The documents showed restaurant co-owners Grant Walker and Anna Hudson agreed to quit the prominent Octagon location, inside the Dunedin Municipal Chambers, in December 2008, in return for $360,000.

The council wanted them out to make way for its planned multimillion-dollar upgrade of the Dunedin Town Hall.

Mrs Hudson is the daughter of Dunedin city councillor Paul Hudson.

Council minutes showed Cr Hudson withdrew from debates or decisions by fellow councillors authorising the deal, council governance manager Sandy Graham said yesterday.

"He was very careful to step back whenever it was discussed," she said.

Cr Hudson and Mrs Hudson could not be contacted yesterday, but Mrs Hudson - and council staff - declined to discuss details of the payout when asked by the ODT at the time the restaurant closed on December 31, 2008.

Documents released yesterday included a copy of the owners' lease with the council, and the agreement to surrender it.

They showed the lease agreement had been due to expire in March this year, but Mr Walker and Mrs Hudson had the option of an automatic renewal for a further six years.

Ms Graham said the council sought advice from three independent property management consultants and valuers before agreeing to the deal.

The three firms agreed an acquisition price of between $300,000 and $600,000 "would be acceptable" given the council required the premises, she said.

"Taking this into consideration, the consultants felt that the proposed settlement price of $360,000 was realistic for the buying out of the lease," she said.

Contacted yesterday, Barlow Justice director and registered valuer Ah-Lek Tay, of Dunedin, said it was difficult to say whether the deal was a good one or not, without access to more details, including the restaurant's turnover.

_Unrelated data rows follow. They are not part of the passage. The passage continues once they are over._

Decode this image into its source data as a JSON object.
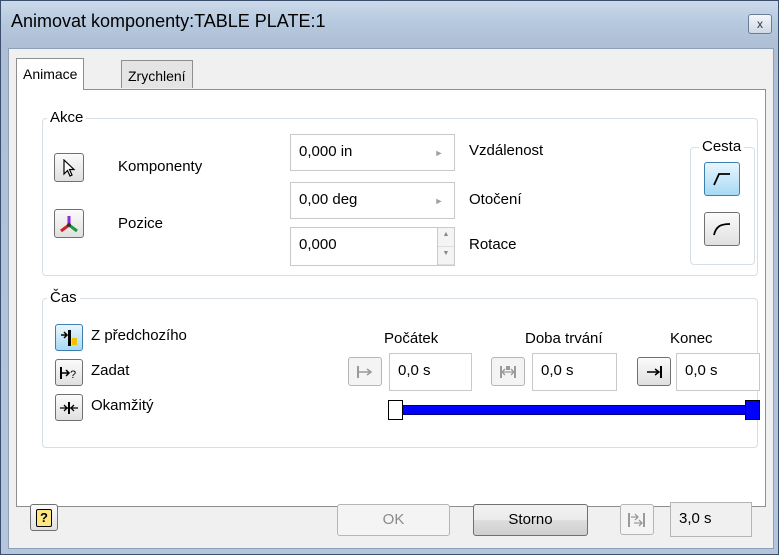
{
  "window": {
    "title": "Animovat komponenty:TABLE PLATE:1",
    "close_glyph": "x"
  },
  "tabs": [
    {
      "label": "Animace",
      "active": true
    },
    {
      "label": "Zrychlení",
      "active": false
    }
  ],
  "akce": {
    "label": "Akce",
    "components_label": "Komponenty",
    "position_label": "Pozice",
    "fields": {
      "distance": {
        "value": "0,000 in",
        "label": "Vzdálenost"
      },
      "rotation_angle": {
        "value": "0,00 deg",
        "label": "Otočení"
      },
      "rotations": {
        "value": "0,000",
        "label": "Rotace"
      }
    },
    "path": {
      "label": "Cesta"
    }
  },
  "cas": {
    "label": "Čas",
    "options": [
      {
        "label": "Z předchozího",
        "icon": "from-previous-icon"
      },
      {
        "label": "Zadat",
        "icon": "specify-icon"
      },
      {
        "label": "Okamžitý",
        "icon": "instantaneous-icon"
      }
    ],
    "start": {
      "label": "Počátek",
      "value": "0,0 s"
    },
    "duration": {
      "label": "Doba trvání",
      "value": "0,0 s"
    },
    "end": {
      "label": "Konec",
      "value": "0,0 s"
    },
    "timeline": {
      "start_fraction": 0.0,
      "end_fraction": 1.0
    }
  },
  "footer": {
    "help_glyph": "?",
    "ok_label": "OK",
    "cancel_label": "Storno",
    "total_time": "3,0 s"
  },
  "colors": {
    "timeline_bar": "#0000ff",
    "selected_button": "#a7d9f5",
    "title_bar": "#b6c9df"
  }
}
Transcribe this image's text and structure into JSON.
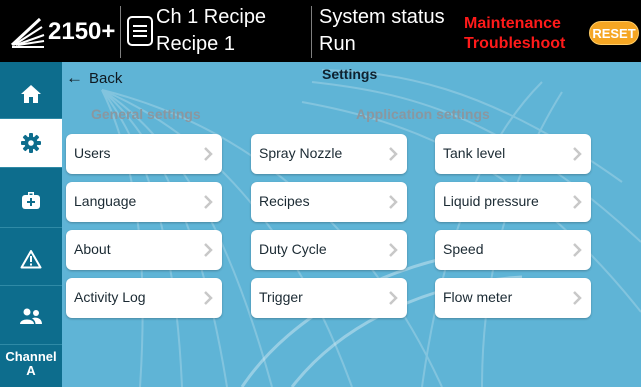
{
  "header": {
    "model": "2150+",
    "recipe_title": "Ch 1 Recipe",
    "recipe_name": "Recipe 1",
    "system_title": "System status",
    "system_value": "Run",
    "maintenance_line1": "Maintenance",
    "maintenance_line2": "Troubleshoot",
    "reset_label": "RESET",
    "maintenance_color": "#ff1a1a",
    "reset_color": "#f5a623"
  },
  "sidebar": {
    "items": [
      {
        "icon": "home-icon"
      },
      {
        "icon": "gear-icon"
      },
      {
        "icon": "toolbox-icon"
      },
      {
        "icon": "warning-icon"
      },
      {
        "icon": "users-icon"
      }
    ],
    "channel_line1": "Channel",
    "channel_line2": "A"
  },
  "page": {
    "back_label": "Back",
    "title": "Settings",
    "general_title": "General settings",
    "application_title": "Application settings"
  },
  "general_buttons": [
    "Users",
    "Language",
    "About",
    "Activity Log"
  ],
  "application_col1": [
    "Spray Nozzle",
    "Recipes",
    "Duty Cycle",
    "Trigger"
  ],
  "application_col2": [
    "Tank level",
    "Liquid pressure",
    "Speed",
    "Flow meter"
  ]
}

There was no guarantee the owners would have renewed their lease beyond March this year, given the challenges of the economic climate at the time, he said.

It was also possible the council had paid more by having its "back against the wall" in the negotiations, given its willingness to buy out the restaurant's lease, he said.

"There's not strictly an even meeting of minds.

"The council would have to negotiate their way through it.

"They probably had their backs to the wall in that negotiation," he said.